Zero Sodas and Sugary Drinks for a Healthier Life!
Sugar Swaps: 4 Reasons to Slash Sugar
By Heather Fuselier, Certified Wellness Coach
Its in what we drink, its in much of what we eat, and it’s hiding in many foods that we would never suspect. Its in pickle relish, ketchup, bread, crackers, and nuts. Its in our peanut butter, coffee creamer, and yogurt. Its even in lunchmeat! What is it? Sugar. And, as sugar has been added to many of the foods we buy and eat, our nation has become fatter and unhealthier.
Doctors, health experts, and 95210: The Whole Picture of Health all advise us to eliminate added sugar from our diets. The 95210 tenant for sugar recommends zero exposure to sugar for children. But why is this so important? Here are four reasons to slash sugar.
1. Sugar adds empty calories to food. One teaspoon of sugar is equal to about 16 calories, and these calories add up quickly. One soda has about 40 grams, or 10 teaspoons and 160 calories, of sugar. But, your body does not get any nutritional benefit from those calories. Replace that soda with the sweetness of a Florida orange satisfies your sugar craving at less than 100 calories, with an extra punch of fiber as well!
2. Added sugar increases cholesterol. Higher intakes of added sugar have been linked to increased triglyceride (a type of fat) levels and lower HDL cholesterol (“good” cholesterol) levels, both of which increase the risk for heart disease.
3. Reducing sugar can lower blood pressure. Some new research suggests that lowering sugar intake may help lower blood pressure, further reducing your risk of heart disease and your dependence on medications to manage your health.

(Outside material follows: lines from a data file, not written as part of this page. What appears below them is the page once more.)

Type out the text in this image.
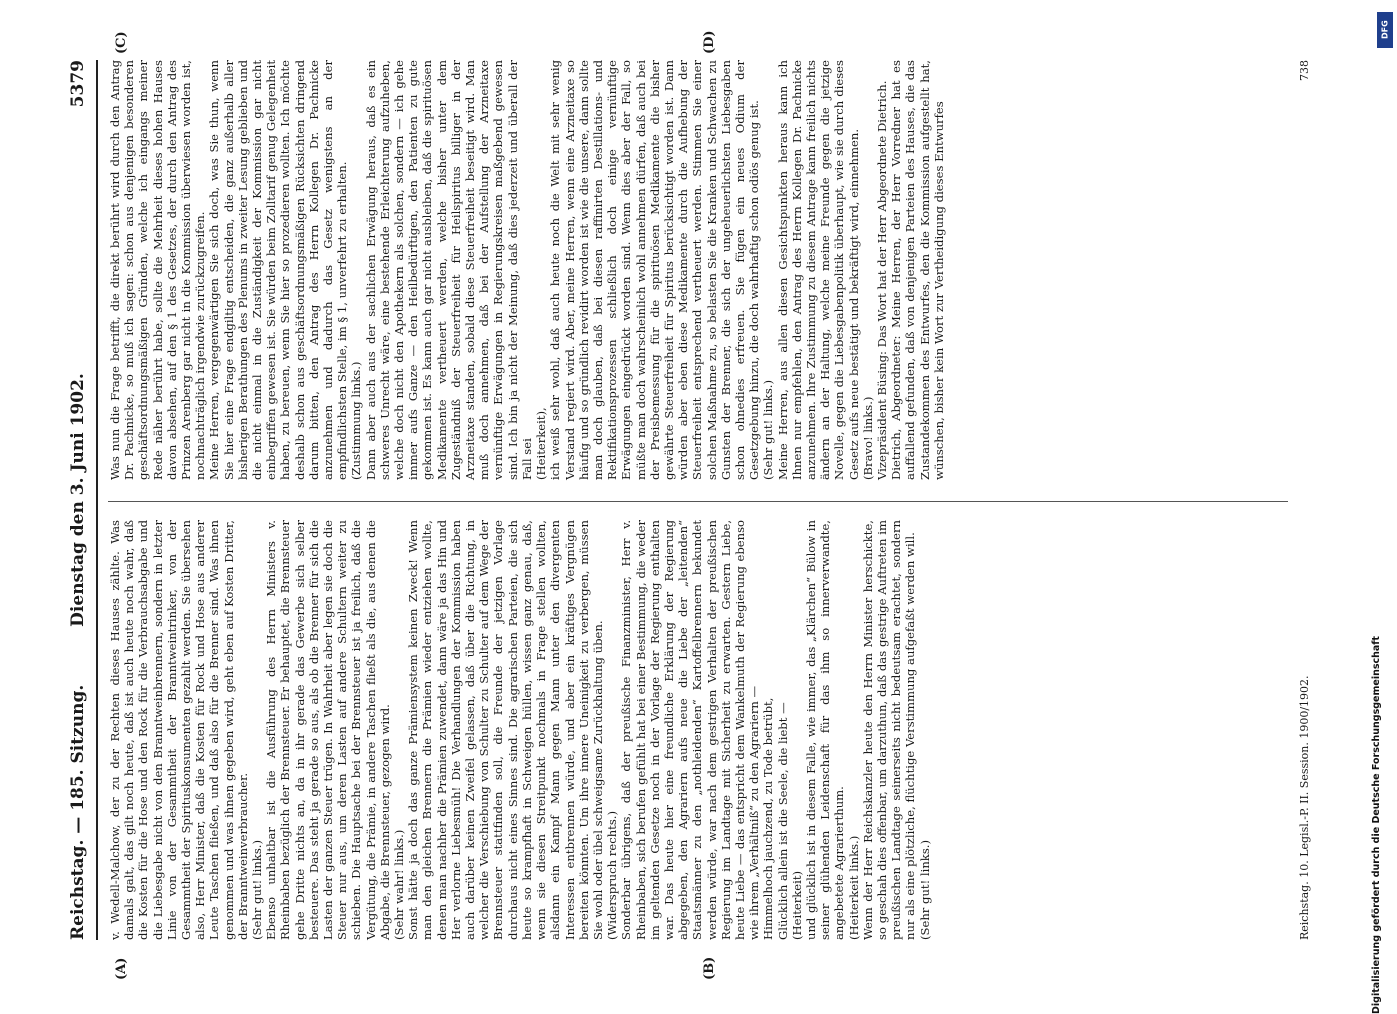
Reichstag. — 185. Sitzung.
Dienstag den 3. Juni 1902.
5379
(A)	(B)
(C)	(D)
v. Wedell-Malchow, der zu der Rechten dieses Hauses zählte. Was damals galt, das gilt noch heute, daß ist auch heute noch wahr, daß die Kosten für die Hose und den Rock für die Verbrauchsabgabe und die Liebesgabe nicht von den Branntweinbrennern, sondern in letzter Linie von der Gesammtheit der Branntweintrinker, von der Gesammtheit der Spirituskonsumenten gezahlt werden. Sie übersehen also, Herr Minister, daß die Kosten für Rock und Hose aus anderer Leute Taschen fließen, und daß also für die Brenner sind. Was ihnen genommen und was ihnen gegeben wird, geht eben auf Kosten Dritter, der Branntweinverbraucher.
(Sehr gut! links.)
Ebenso unhaltbar ist die Ausführung des Herrn Ministers v. Rheinbaben bezüglich der Brennsteuer. Er behauptet, die Brennsteuer gehe Dritte nichts an, da in ihr gerade das Gewerbe sich selber besteuere. Das steht ja gerade so aus, als ob die Brenner für sich die Lasten der ganzen Steuer trügen. In Wahrheit aber legen sie doch die Steuer nur aus, um deren Lasten auf andere Schultern weiter zu schieben. Die Hauptsache bei der Brennsteuer ist ja freilich, daß die Vergütung, die Prämie, in andere Taschen fließt als die, aus denen die Abgabe, die Brennsteuer, gezogen wird.
(Sehr wahr! links.)
Sonst hätte ja doch das ganze Prämiensystem keinen Zweck! Wenn man den gleichen Brennern die Prämien wieder entziehen wollte, denen man nachher die Prämien zuwendet, dann wäre ja das Hin und Her verlorne Liebesmüh! Die Verhandlungen der Kommission haben auch darüber keinen Zweifel gelassen, daß über die Richtung, in welcher die Verschiebung von Schulter zu Schulter auf dem Wege der Brennsteuer stattfinden soll, die Freunde der jetzigen Vorlage durchaus nicht eines Sinnes sind. Die agrarischen Parteien, die sich heute so krampfhaft in Schweigen hüllen, wissen ganz genau, daß, wenn sie diesen Streitpunkt nochmals in Frage stellen wollten, alsdann ein Kampf Mann gegen Mann unter den divergenten Interessen entbrennen würde, und aber ein kräftiges Vergnügen bereiten könnten. Um ihre innere Uneinigkeit zu verbergen, müssen Sie wohl oder übel schweigsame Zurückhaltung üben.
(Widerspruch rechts.)
Sonderbar übrigens, daß der preußische Finanzminister, Herr v. Rheinbaben, sich berufen gefühlt hat bei einer Bestimmung, die weder im geltenden Gesetze noch in der Vorlage der Regierung enthalten war. Das heute hier eine freundliche Erklärung der Regierung abgegeben, den Agrariern aufs neue die Liebe der „leitenden“ Staatsmänner zu den „nothleidenden“ Kartoffelbrennern bekundet werden würde, war nach dem gestrigen Verhalten der preußischen Regierung im Landtage mit Sicherheit zu erwarten. Gestern Liebe, heute Liebe — das entspricht dem Wankelmuth der Regierung ebenso wie ihrem „Verhältniß“ zu den Agrariern —
Himmelhoch jauchzend, zu Tode betrübt,
Glücklich allein ist die Seele, die liebt —
(Heiterkeit)
und glücklich ist in diesem Falle, wie immer, das „Klärchen“ Bülow in seiner glühenden Leidenschaft für das ihm so innerverwandte, angebetete Agrarierthum.
(Heiterkeit links.)
Wenn der Herr Reichskanzler heute den Herrn Minister herschickte, so geschah dies offenbar, um darzuthun, daß das gestrige Auftreten im preußischen Landtage seinerseits nicht bedeutsam erachtet, sondern nur als eine plötzliche, flüchtige Verstimmung aufgefaßt werden will.
(Sehr gut! links.)
Was nun die Frage betrifft, die direkt berührt wird durch den Antrag Dr. Pachnicke, so muß ich sagen: schon aus denjenigen besonderen geschäftsordnungsmäßigen Gründen, welche ich eingangs meiner Rede näher berührt habe, sollte die Mehrheit dieses hohen Hauses davon absehen, auf den § 1 des Gesetzes, der durch den Antrag des Prinzen Arenberg gar nicht in die Kommission überwiesen worden ist, nochnachträglich irgendwie zurückzugreifen.
Meine Herren, vergegenwärtigen Sie sich doch, was Sie thun, wenn Sie hier eine Frage endgiltig entscheiden, die ganz außerhalb aller bisherigen Berathungen des Plenums in zweiter Lesung geblieben und die nicht einmal in die Zuständigkeit der Kommission gar nicht einbegriffen gewesen ist. Sie würden beim Zolltarif genug Gelegenheit haben, zu bereuen, wenn Sie hier so prozedieren wollten. Ich möchte deshalb schon aus geschäftsordnungsmäßigen Rücksichten dringend darum bitten, den Antrag des Herrn Kollegen Dr. Pachnicke anzunehmen und dadurch das Gesetz wenigstens an der empfindlichsten Stelle, im § 1, unverfehrt zu erhalten.
(Zustimmung links.)
Dann aber auch aus der sachlichen Erwägung heraus, daß es ein schweres Unrecht wäre, eine bestehende Erleichterung aufzuheben, welche doch nicht den Apothekern als solchen, sondern — ich gehe immer aufs Ganze — den Heilbedürftigen, den Patienten zu gute gekommen ist. Es kann auch gar nicht ausbleiben, daß die spirituösen Medikamente vertheuert werden, welche bisher unter dem Zugeständniß der Steuerfreiheit für Heilspiritus billiger in der Arzneitaxe standen, sobald diese Steuerfreiheit beseitigt wird. Man muß doch annehmen, daß bei der Aufstellung der Arzneitaxe vernünftige Erwägungen in Regierungskreisen maßgebend gewesen sind. Ich bin ja nicht der Meinung, daß dies jederzeit und überall der Fall sei
(Heiterkeit),
ich weiß sehr wohl, daß auch heute noch die Welt mit sehr wenig Verstand regiert wird. Aber, meine Herren, wenn eine Arzneitaxe so häufig und so gründlich revidirt worden ist wie die unsere, dann sollte man doch glauben, daß bei diesen raffinirten Destillations- und Rektifikationsprozessen schließlich doch einige vernünftige Erwägungen eingedrückt worden sind. Wenn dies aber der Fall, so müßte man doch wahrscheinlich wohl annehmen dürfen, daß auch bei der Preisbemessung für die spirituösen Medikamente die bisher gewährte Steuerfreiheit für Spiritus berücksichtigt worden ist. Dann würden aber eben diese Medikamente durch die Aufhebung der Steuerfreiheit entsprechend vertheuert werden. Stimmen Sie einer solchen Maßnahme zu, so belasten Sie die Kranken und Schwachen zu Gunsten der Brenner, die sich der ungeheuerlichsten Liebesgaben schon ohnedies erfreuen. Sie fügen ein neues Odium der Gesetzgebung hinzu, die doch wahrhaftig schon odiös genug ist.
(Sehr gut! links.)
Meine Herren, aus allen diesen Gesichtspunkten heraus kann ich Ihnen nur empfehlen, den Antrag des Herrn Kollegen Dr. Pachnicke anzunehmen. Ihre Zustimmung zu diesem Antrage kann freilich nichts ändern an der Haltung, welche meine Freunde gegen die jetzige Novelle, gegen die Liebesgabenpolitik überhaupt, wie sie durch dieses Gesetz aufs neue bestätigt und bekräftigt wird, einnehmen.
(Bravo! links.)
Vizepräsident Büsing: Das Wort hat der Herr Abgeordnete Dietrich.
Dietrich, Abgeordneter: Meine Herren, der Herr Vorredner hat es auffallend gefunden, daß von denjenigen Parteien des Hauses, die das Zustandekommen des Entwurfes, den die Kommission aufgestellt hat, wünschen, bisher kein Wort zur Vertheidigung dieses Entwurfes
Reichstag. 10. Legisl.-P. II. Session. 1900/1902.
738
DFG
Digitalisierung gefördert durch die Deutsche Forschungsgemeinschaft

4. Sugar increases fat storage. Simple sugar causes a spike in blood sugar levels, which can be helpful when we are active and need a quick burst of energy. But in a sedentary lifestyle, our bodies release insulin to process the sugar. If your muscles do not need the sugar for exercise, the next best place to put it is into fat cells for later use. When this happens too often, however, those cells become resistant to the insulin, which causes your body to release even more of it, which turns into a vicious cycle that can result in diabetes.
So, how do you know how much sugar is in the food you eat? Check out the ingredient list – not the Nutrition Facts label – on the package. Some names for sugar are easy to spot: sugar, honey, and molasses are some examples. Other names for sugar either end in –ose or have the word “syrup” in their name. To determine how many calories in a food come from sugar, look at the grams of sugar on the Nutrition Facts label. There are roughly 4 grams in a teaspoon, and 16 calories in each teaspoon of sugar. So, a food containing 40 grams of sugar is 10 teaspoons and 160 calories!
A goal to reduce your intake of added sugars today is a step toward improving your health tomorrow!